Auf Familien mit Kindern im Teenager-Alter zielt Neckermann Reisen mit den neu geschaffenen Sunconnect Resorts. Kostenfreies Wlan im gesamten Hotel, eine Online-Plattform mit Pinnwand-Funktion, die Urlauber auf ihren Smartphones und Tablets aufrufen können, sowie Freizeitangebote, die Online-Aktivitäten beinhalten, etwa Instagram-Fotowettbewerbe oder Schnitzeljagden mit GPS-Koordinaten, bilden den Kern des Konzepts.

"Das ist für ein Teenager-Publikum interessant, das seine Kommunikationsgewohnheiten auch im Urlaub beibehalten und mit den Freunden in Kontakt bleiben will", sagt Nina Kreke, die Neckermann-Sprecherin.

Neben dem Betreuungsangebot ist für viele Familien bei der Wahl des Reiseziels die Beschaffenheit des Zimmers oder der Wohnung ausschlaggebend. Die Ausstattung eines Apartments mit Kinderbett, Hochstuhl, Windeleimer, Wickelauflage und Waschmaschine ist für die Eltern eines Einjährigen unter Umständen wichtiger als die Tatsache, ob sich die Wohnung in Südtirol oder im Allgäu befindet.

Zimmer an Zimmer für Patchwork-Familien

"Die Gäste wollen inzwischen vorher sehen, wie die Zimmereinteilung ist", sagt Nina Kreke. Neckermann bildet deshalb neuerdings möblierte Grundrisse in seinen Katalogen ab.
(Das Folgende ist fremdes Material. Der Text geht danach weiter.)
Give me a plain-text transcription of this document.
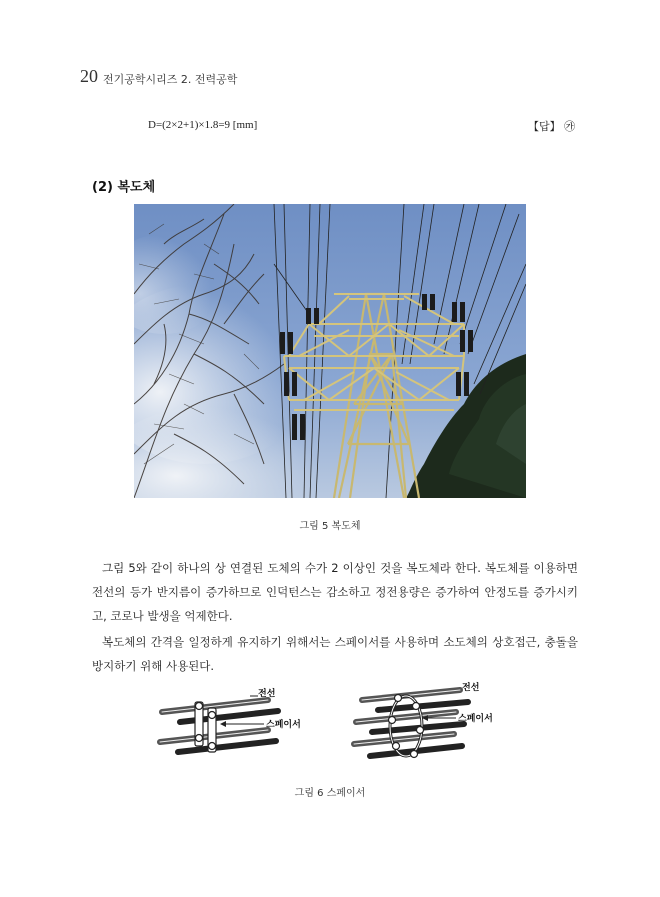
20 전기공학시리즈 2. 전력공학
D=(2×2+1)×1.8=9 [mm]	【답】 ㉮
(2) 복도체
그림 5 복도체
그림 5와 같이 하나의 상 연결된 도체의 수가 2 이상인 것을 복도체라 한다. 복도체를 이용하면 전선의 등가 반지름이 증가하므로 인덕턴스는 감소하고 정전용량은 증가하여 안정도를 증가시키고, 코로나 발생을 억제한다.
복도체의 간격을 일정하게 유지하기 위해서는 스페이서를 사용하며 소도체의 상호접근, 충돌을 방지하기 위해 사용된다.
전선
스페이서
전선
스페이서
그림 6 스페이서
Das hängt auch damit zusammen, dass Familie heute nicht zwingend meint: Vater, Mutter, Tochter, Sohn.

"Der Anteil an Singles mit Kindern, Patchwork-Familien, Großfamilien oder auch Mehrgenerationenurlaub hat spürbar zugenommen", sagt Kathrin Spichala von Tui - und damit unter anderem die Nachfrage nach nebeneinander liegenden Zimmern mit Durchgangstüren.

Luxus für alle

Immer größer und vielfältiger wird daneben das Angebot an exklusiven Familienreisen. Es gibt interkulturelle Feriencamps für Kinder und Jugendliche in Thailand und auf den Malediven, Segelkreuzfahrten speziell für Familien sowie Reisen, in die ein Sprachkurs für Kinder integriert ist.
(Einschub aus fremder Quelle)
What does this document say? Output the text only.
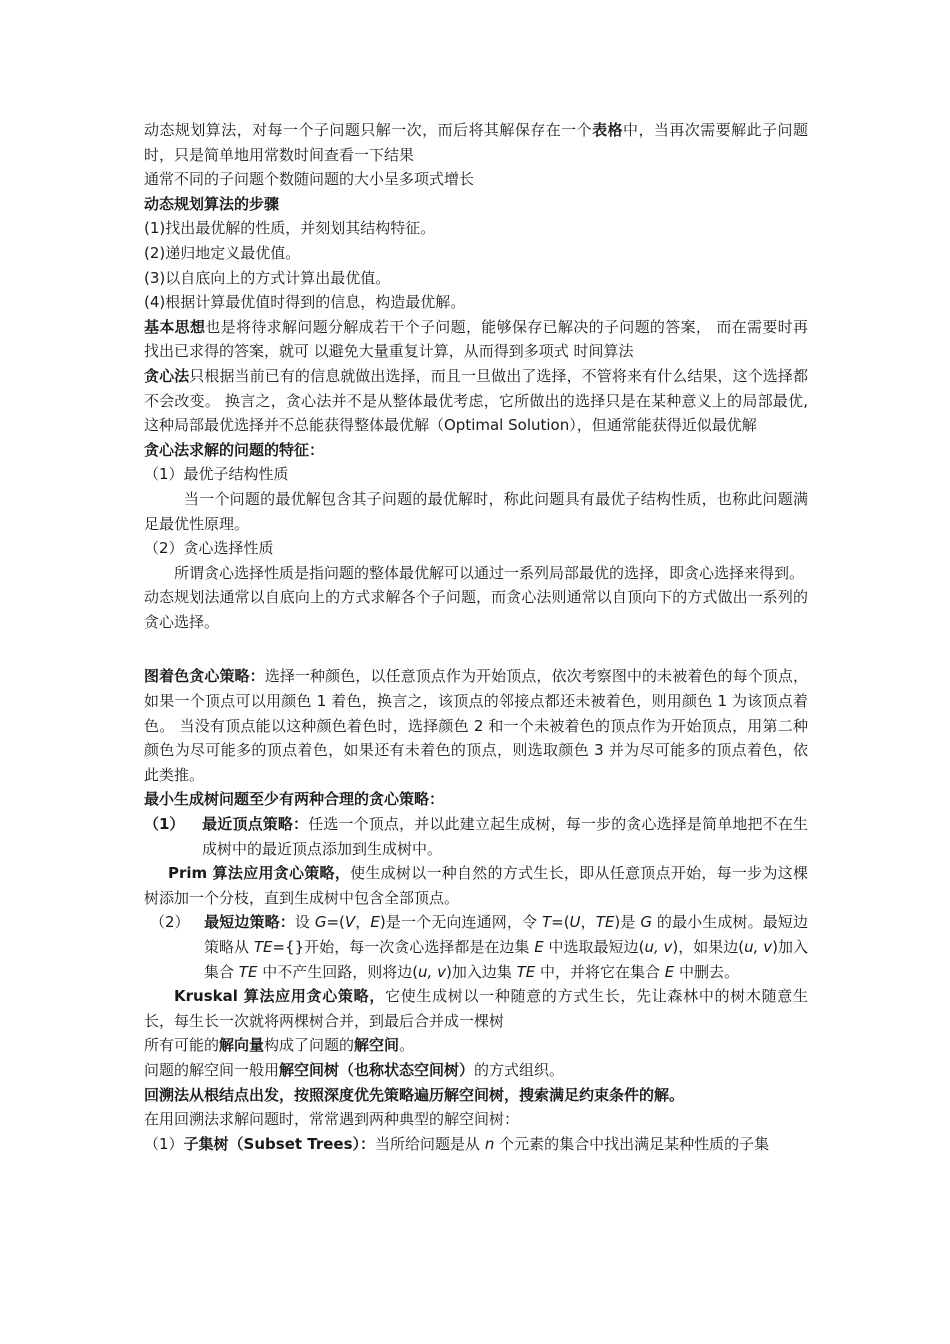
动态规划算法，对每一个子问题只解一次，而后将其解保存在一个表格中，当再次需要解此子问题时，只是简单地用常数时间查看一下结果

通常不同的子问题个数随问题的大小呈多项式增长

动态规划算法的步骤

(1)找出最优解的性质，并刻划其结构特征。

(2)递归地定义最优值。

(3)以自底向上的方式计算出最优值。

(4)根据计算最优值时得到的信息，构造最优解。

基本思想也是将待求解问题分解成若干个子问题，能够保存已解决的子问题的答案， 而在需要时再找出已求得的答案，就可 以避免大量重复计算，从而得到多项式 时间算法

贪心法只根据当前已有的信息就做出选择，而且一旦做出了选择，不管将来有什么结果，这个选择都不会改变。 换言之，贪心法并不是从整体最优考虑，它所做出的选择只是在某种意义上的局部最优,这种局部最优选择并不总能获得整体最优解（Optimal Solution），但通常能获得近似最优解

贪心法求解的问题的特征：

（1）最优子结构性质

当一个问题的最优解包含其子问题的最优解时，称此问题具有最优子结构性质，也称此问题满足最优性原理。

（2）贪心选择性质

所谓贪心选择性质是指问题的整体最优解可以通过一系列局部最优的选择，即贪心选择来得到。

动态规划法通常以自底向上的方式求解各个子问题，而贪心法则通常以自顶向下的方式做出一系列的贪心选择。

图着色贪心策略：选择一种颜色，以任意顶点作为开始顶点，依次考察图中的未被着色的每个顶点，如果一个顶点可以用颜色 1 着色，换言之，该顶点的邻接点都还未被着色，则用颜色 1 为该顶点着色。 当没有顶点能以这种颜色着色时，选择颜色 2 和一个未被着色的顶点作为开始顶点，用第二种颜色为尽可能多的顶点着色，如果还有未着色的顶点，则选取颜色 3 并为尽可能多的顶点着色，依此类推。

最小生成树问题至少有两种合理的贪心策略：

（1） 最近顶点策略：任选一个顶点，并以此建立起生成树，每一步的贪心选择是简单地把不在生成树中的最近顶点添加到生成树中。

Prim 算法应用贪心策略，使生成树以一种自然的方式生长，即从任意顶点开始，每一步为这棵树添加一个分枝，直到生成树中包含全部顶点。

（2） 最短边策略：设 G=(V，E)是一个无向连通网，令 T=(U，TE)是 G 的最小生成树。最短边策略从 TE={}开始，每一次贪心选择都是在边集 E 中选取最短边(u, v)，如果边(u, v)加入集合 TE 中不产生回路，则将边(u, v)加入边集 TE 中，并将它在集合 E 中删去。

Kruskal 算法应用贪心策略，它使生成树以一种随意的方式生长，先让森林中的树木随意生长，每生长一次就将两棵树合并，到最后合并成一棵树

所有可能的解向量构成了问题的解空间。

问题的解空间一般用解空间树（也称状态空间树）的方式组织。

回溯法从根结点出发，按照深度优先策略遍历解空间树，搜索满足约束条件的解。

在用回溯法求解问题时，常常遇到两种典型的解空间树：

（1）子集树（Subset Trees）：当所给问题是从 n 个元素的集合中找出满足某种性质的子集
"Es geht darum, dass die Familie gemeinsame Erlebnisse hat, die in Erinnerung bleiben und zusammenschweißen", sagt Bettina Boll, Sprecherin von Vamos. Der Eltern-Kind-Reise-Veranstalter bietet Ferien in kleineren Häusern in weniger touristischen Gegenden an und bildet seine Kinderbetreuer selbst aus. Im Zentrum steht das Naturerlebnis. Wobei auch Vamos wie die gesamte Branche darauf reagiert, dass Städtereisen verstärkt auch von Familien nachgefragt werden.

Verändert hat sich mit dem zunehmenden Wohlstand einer Mehrheit der Gesellschaft auch der Abnabelungsprozess der Kinder. Klassischerweise sind sie bis in ein gewisses Alter mit den Eltern mitgefahren - und dann eben nicht mehr. "Das war dann irgendwann peinlich, noch mit den Eltern zu verreisen", sagt Bente Grimm von der Forschungsgemeinschaft Urlaub und Reisen.

Heute sind die Jugendlichen oftmals schon früh alleine unterwegs, machen lieber mit Freunden Party auf Ibiza, als mit den Eltern an der Ostsee am Strand zu liegen. "Wenn das Angebot der Eltern cool genug ist, kommen Jugendliche und junge Erwachsene aber gerne noch einmal mit", sagt Grimm: etwa in den Skiurlaub oder auf Safari nach Kenia.